In my ideal world, the nannies at the orphanage will enjoy the candy, put Cadence in her adorable outfit and let her snuggle with her lovey as they sweetly hold her and look at the photo album with her. They'll point to the pictures and show Cadence her mommy and daddy and sisters. They will tell her what a wonderful family she will have and how much she'll be loved. Then her nannies will use the disposable camera that we sent to take pictures of Cadence and her friends at the orphanage and the caregivers, so that as she grows up she will have a small visual of the life that she lived before she came home to us.
As for the real world, who knows! I'm sure it won't be as picture perfect as I would hope. I have read various things about the orphanages in China. They could vary as much as any of the homes in America. I've seen pictures of children celebrating a birthday in an orphanage as well as pictures of children horribly neglected and dying. I do know that adopting parents generally prepare for lice and bug bites. I know that a lot of orphanages don't have heat so children are stuffed into layers and layers of clothes when it is cold (closely resembling Randy in "A Christmas Story"!). I also know that the nannies sometimes cry when they are handing children over to their adoptive families.

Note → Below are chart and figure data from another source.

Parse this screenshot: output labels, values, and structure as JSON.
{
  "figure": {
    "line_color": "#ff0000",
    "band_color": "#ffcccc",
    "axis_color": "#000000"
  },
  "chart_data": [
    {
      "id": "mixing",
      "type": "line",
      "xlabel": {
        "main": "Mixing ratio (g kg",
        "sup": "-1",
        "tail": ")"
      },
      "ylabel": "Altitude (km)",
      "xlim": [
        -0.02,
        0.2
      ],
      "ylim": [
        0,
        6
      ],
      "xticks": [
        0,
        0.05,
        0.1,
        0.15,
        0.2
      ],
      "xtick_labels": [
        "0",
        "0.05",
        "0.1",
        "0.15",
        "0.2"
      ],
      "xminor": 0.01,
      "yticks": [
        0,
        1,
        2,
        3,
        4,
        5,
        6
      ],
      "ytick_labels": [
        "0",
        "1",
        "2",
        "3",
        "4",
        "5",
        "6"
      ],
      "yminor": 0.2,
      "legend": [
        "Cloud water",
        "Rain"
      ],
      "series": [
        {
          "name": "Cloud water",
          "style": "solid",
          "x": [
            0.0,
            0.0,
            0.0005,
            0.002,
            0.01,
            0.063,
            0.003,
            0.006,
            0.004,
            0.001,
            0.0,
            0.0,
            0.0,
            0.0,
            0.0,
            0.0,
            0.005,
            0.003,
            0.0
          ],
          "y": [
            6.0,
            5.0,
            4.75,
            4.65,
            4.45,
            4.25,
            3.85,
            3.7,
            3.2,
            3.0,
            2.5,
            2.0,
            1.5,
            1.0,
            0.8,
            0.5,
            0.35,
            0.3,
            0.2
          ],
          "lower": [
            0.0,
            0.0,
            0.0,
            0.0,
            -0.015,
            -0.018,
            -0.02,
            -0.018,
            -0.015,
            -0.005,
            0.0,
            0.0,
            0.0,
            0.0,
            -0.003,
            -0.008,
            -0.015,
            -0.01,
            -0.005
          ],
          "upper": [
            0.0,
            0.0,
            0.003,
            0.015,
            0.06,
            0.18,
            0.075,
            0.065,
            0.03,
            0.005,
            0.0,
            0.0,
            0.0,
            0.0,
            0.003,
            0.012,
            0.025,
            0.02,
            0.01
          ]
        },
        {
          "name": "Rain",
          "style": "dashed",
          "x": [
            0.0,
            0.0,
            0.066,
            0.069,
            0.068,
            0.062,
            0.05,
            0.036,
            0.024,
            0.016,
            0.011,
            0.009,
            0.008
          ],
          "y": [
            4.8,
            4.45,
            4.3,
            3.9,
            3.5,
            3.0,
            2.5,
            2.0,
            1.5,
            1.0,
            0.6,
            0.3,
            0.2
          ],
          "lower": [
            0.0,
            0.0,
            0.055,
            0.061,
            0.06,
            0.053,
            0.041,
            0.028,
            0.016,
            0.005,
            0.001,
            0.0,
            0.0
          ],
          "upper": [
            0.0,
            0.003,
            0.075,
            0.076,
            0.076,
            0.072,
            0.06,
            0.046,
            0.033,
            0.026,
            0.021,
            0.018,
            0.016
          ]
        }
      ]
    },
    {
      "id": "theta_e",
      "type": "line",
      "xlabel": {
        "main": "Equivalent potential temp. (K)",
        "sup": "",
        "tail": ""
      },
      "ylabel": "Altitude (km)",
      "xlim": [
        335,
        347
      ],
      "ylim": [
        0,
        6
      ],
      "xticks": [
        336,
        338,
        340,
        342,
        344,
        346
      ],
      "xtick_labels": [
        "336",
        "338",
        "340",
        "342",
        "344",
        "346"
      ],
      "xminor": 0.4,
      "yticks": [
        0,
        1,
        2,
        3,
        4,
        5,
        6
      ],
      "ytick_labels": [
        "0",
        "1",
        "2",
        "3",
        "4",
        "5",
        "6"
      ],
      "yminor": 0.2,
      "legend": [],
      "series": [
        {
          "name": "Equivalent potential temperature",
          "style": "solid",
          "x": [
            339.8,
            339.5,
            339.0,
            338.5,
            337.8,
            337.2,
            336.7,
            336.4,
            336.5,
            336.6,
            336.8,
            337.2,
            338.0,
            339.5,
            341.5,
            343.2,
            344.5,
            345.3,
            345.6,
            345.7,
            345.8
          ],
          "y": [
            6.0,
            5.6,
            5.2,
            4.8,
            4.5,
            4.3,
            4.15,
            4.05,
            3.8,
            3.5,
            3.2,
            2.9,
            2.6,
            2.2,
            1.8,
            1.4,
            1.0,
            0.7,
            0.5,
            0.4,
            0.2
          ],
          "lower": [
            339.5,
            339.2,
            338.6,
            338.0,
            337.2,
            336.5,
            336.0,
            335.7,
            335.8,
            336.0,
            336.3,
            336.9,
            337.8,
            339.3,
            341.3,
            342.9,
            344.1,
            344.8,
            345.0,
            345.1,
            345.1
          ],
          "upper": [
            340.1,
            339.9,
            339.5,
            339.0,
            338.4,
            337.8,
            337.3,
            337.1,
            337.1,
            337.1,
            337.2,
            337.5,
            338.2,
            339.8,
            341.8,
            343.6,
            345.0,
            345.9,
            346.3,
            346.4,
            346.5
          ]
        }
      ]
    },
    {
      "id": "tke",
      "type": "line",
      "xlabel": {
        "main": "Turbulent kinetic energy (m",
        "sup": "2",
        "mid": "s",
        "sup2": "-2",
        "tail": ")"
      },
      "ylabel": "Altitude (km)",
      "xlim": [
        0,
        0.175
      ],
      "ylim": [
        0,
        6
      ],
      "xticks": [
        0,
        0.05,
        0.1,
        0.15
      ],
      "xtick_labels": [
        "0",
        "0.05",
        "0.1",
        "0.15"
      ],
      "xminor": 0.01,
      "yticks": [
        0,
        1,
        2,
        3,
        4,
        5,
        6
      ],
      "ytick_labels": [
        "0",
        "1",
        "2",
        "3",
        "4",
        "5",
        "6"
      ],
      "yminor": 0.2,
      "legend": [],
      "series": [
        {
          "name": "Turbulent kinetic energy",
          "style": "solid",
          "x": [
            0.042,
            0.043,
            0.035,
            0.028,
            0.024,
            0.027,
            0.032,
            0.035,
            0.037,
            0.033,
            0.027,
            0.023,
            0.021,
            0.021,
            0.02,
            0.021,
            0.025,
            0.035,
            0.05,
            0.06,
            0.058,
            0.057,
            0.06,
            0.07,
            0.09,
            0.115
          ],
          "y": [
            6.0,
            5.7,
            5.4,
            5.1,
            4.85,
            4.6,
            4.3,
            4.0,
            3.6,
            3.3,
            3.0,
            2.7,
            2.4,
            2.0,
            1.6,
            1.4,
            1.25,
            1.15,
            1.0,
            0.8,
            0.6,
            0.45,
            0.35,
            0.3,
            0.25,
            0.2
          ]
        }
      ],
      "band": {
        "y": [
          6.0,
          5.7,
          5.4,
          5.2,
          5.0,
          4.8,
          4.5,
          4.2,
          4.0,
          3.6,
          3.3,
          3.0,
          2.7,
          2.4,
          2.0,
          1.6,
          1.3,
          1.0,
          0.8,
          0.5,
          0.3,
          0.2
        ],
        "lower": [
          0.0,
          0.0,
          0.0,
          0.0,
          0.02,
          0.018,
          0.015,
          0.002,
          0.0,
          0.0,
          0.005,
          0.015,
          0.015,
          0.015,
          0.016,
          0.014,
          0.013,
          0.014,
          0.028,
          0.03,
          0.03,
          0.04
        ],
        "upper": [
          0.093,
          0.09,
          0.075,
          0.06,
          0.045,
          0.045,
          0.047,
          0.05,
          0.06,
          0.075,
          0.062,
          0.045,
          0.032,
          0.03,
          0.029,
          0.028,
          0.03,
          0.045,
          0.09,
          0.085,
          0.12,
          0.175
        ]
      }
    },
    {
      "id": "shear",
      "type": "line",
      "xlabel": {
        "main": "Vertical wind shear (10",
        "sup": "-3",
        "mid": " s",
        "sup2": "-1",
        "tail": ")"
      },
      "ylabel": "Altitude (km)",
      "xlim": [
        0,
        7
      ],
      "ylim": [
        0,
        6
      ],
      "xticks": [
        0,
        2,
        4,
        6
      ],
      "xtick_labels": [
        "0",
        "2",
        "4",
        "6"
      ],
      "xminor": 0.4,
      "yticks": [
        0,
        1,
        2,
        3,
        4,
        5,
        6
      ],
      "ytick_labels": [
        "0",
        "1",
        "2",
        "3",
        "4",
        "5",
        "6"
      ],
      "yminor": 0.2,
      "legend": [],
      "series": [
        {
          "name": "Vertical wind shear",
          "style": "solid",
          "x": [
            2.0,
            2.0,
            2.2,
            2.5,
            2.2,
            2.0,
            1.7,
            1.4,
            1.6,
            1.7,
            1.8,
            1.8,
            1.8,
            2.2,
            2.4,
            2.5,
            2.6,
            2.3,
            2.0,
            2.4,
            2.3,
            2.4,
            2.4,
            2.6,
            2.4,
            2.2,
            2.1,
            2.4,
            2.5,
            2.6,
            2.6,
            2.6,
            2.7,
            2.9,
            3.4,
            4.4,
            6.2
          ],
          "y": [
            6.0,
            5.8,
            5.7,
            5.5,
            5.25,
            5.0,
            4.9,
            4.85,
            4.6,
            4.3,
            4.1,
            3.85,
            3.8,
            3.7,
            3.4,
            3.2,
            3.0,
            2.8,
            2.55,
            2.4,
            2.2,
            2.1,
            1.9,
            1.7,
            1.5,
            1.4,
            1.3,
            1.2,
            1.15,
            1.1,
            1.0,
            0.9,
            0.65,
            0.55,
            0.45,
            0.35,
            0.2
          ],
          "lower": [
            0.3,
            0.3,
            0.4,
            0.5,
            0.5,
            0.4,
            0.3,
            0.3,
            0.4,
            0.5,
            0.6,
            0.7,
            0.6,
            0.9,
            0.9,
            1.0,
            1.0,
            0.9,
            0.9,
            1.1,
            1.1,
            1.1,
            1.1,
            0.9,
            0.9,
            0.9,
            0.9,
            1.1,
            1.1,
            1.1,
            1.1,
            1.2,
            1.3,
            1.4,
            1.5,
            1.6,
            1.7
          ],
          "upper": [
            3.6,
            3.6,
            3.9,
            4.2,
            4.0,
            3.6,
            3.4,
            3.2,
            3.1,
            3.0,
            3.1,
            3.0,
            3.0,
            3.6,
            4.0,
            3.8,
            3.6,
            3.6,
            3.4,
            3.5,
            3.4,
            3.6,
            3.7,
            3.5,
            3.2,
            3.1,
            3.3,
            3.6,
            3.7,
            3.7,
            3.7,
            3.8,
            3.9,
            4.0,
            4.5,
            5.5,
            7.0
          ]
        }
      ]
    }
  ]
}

We may or may not get to visit Cadence's orphanage. I do hope that we have the opportunity to see it, no matter how difficult it may be. I can't imagine not seeing it for my own eyes and not knowing how she has lived her life until she comes to be with us. Hopefully it will be on the better end of the spectrum. Until we have Cadence in our arms, though, I have to imagine her in a good and decent place... it's too much to bear to think otherwise.